Member Reviews
Initially, I admired this novel for older children and young adults because it dared to go places that few kids’ books do. The sympathetic protagonist, Edgar, appears to be a child with fetal alcohol syndrome. His mother, Stephanie, is mess. She works unskilled jobs (bartending and waitressing), drinks too much, lies, sponges off others, and can’t manage very long without a man—sometimes any man will do. As the novel opens, she and Edgar are fleeing the Toronto home of her latest boyfriend, Roger. He’s not the worst of the guys she’s been with, but she will later have no scruples about telling horror stories about his treatment of her in order to cultivate the next man’s sympathy.
A friend of a friend has advised her of a house-sitting opportunity in Dawson City, Yukon. Stephanie declares to her young son that she’s eager to remake herself in an entirely new place. She tries to sell Edgar on the relocation by promising him that he will be caring for a dog, Benjamin—something that greatly excites the boy.
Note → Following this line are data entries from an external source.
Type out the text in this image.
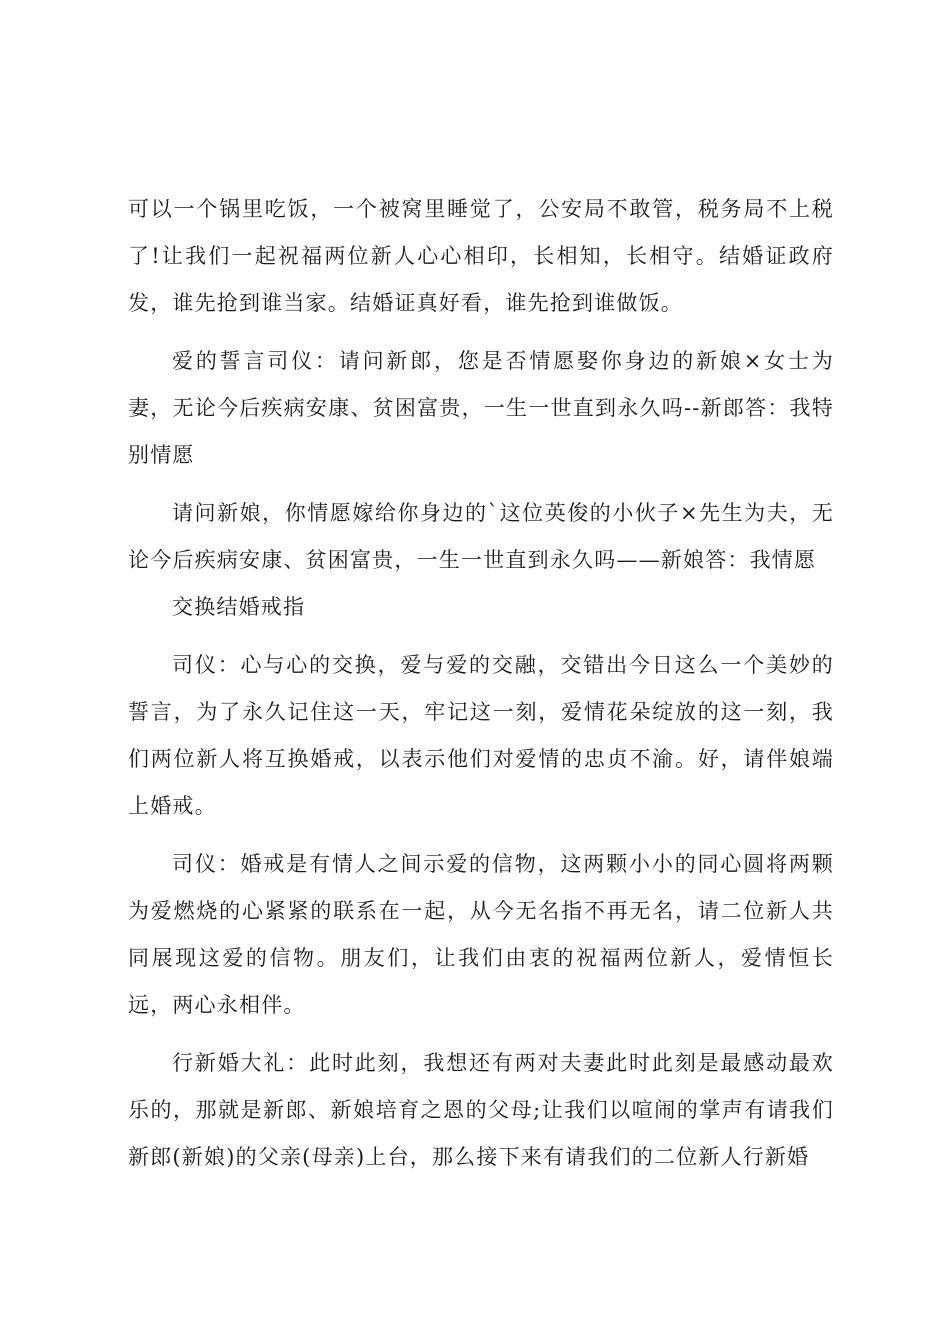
可以一个锅里吃饭，一个被窝里睡觉了，公安局不敢管，税务局不上税了!让我们一起祝福两位新人心心相印，长相知，长相守。结婚证政府发，谁先抢到谁当家。结婚证真好看，谁先抢到谁做饭。

爱的誓言司仪：请问新郎，您是否情愿娶你身边的新娘×女士为妻，无论今后疾病安康、贫困富贵，一生一世直到永久吗--新郎答：我特别情愿

请问新娘，你情愿嫁给你身边的`这位英俊的小伙子×先生为夫，无论今后疾病安康、贫困富贵，一生一世直到永久吗——新娘答：我情愿

交换结婚戒指

司仪：心与心的交换，爱与爱的交融，交错出今日这么一个美妙的誓言，为了永久记住这一天，牢记这一刻，爱情花朵绽放的这一刻，我们两位新人将互换婚戒，以表示他们对爱情的忠贞不渝。好，请伴娘端上婚戒。

司仪：婚戒是有情人之间示爱的信物，这两颗小小的同心圆将两颗为爱燃烧的心紧紧的联系在一起，从今无名指不再无名，请二位新人共同展现这爱的信物。朋友们，让我们由衷的祝福两位新人，爱情恒长远，两心永相伴。

行新婚大礼：此时此刻，我想还有两对夫妻此时此刻是最感动最欢乐的，那就是新郎、新娘培育之恩的父母;让我们以喧闹的掌声有请我们新郎(新娘)的父亲(母亲)上台，那么接下来有请我们的二位新人行新婚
Once they’ve arrived in the northern Canadian city, Edgar bonds immediately with the large elderly dog. He communicates easily (and sophisticatedly) with Benjamin and finds it increasingly difficult to communicate normally with other humans in their language. Instead, he produces barks and whines, and is only able to get more complex ideas across to people by writing on a notepad.
Before Edgar becomes an almost completely dog-identified-boy (for lack of a better way of putting it), he and his mother are befriended by their neighbour, Ceese, and his school-aged daughter, Caroline. Ceese has a lovely girlfriend, Victoria, whom Edgar loves almost immediately. Knowing his mother’s patterns well, Edgar anticipates that Stephanie will prove to be a destructive force in the couple’s relationship. Determined to do his best to prevent her ruining things yet again, one cold night he makes a rash and dangerous decision—one that involves the dog, Benjamin.
In my opinion, that part of the book, approximately the last quarter, is a total mess. Any warm feelings I may have had towards the rather peculiar narrative that is North to Benjamin went entirely south. I found the conclusion super weird—unsettling and unsatisfying. I had a wonderful experience with Cumyn’s Owen Skye series, and so did many children I know. However, as well disposed as I am towards quirky kids’ books that are not formulaic and even refuse to toe the line, I really cannot recommend this one.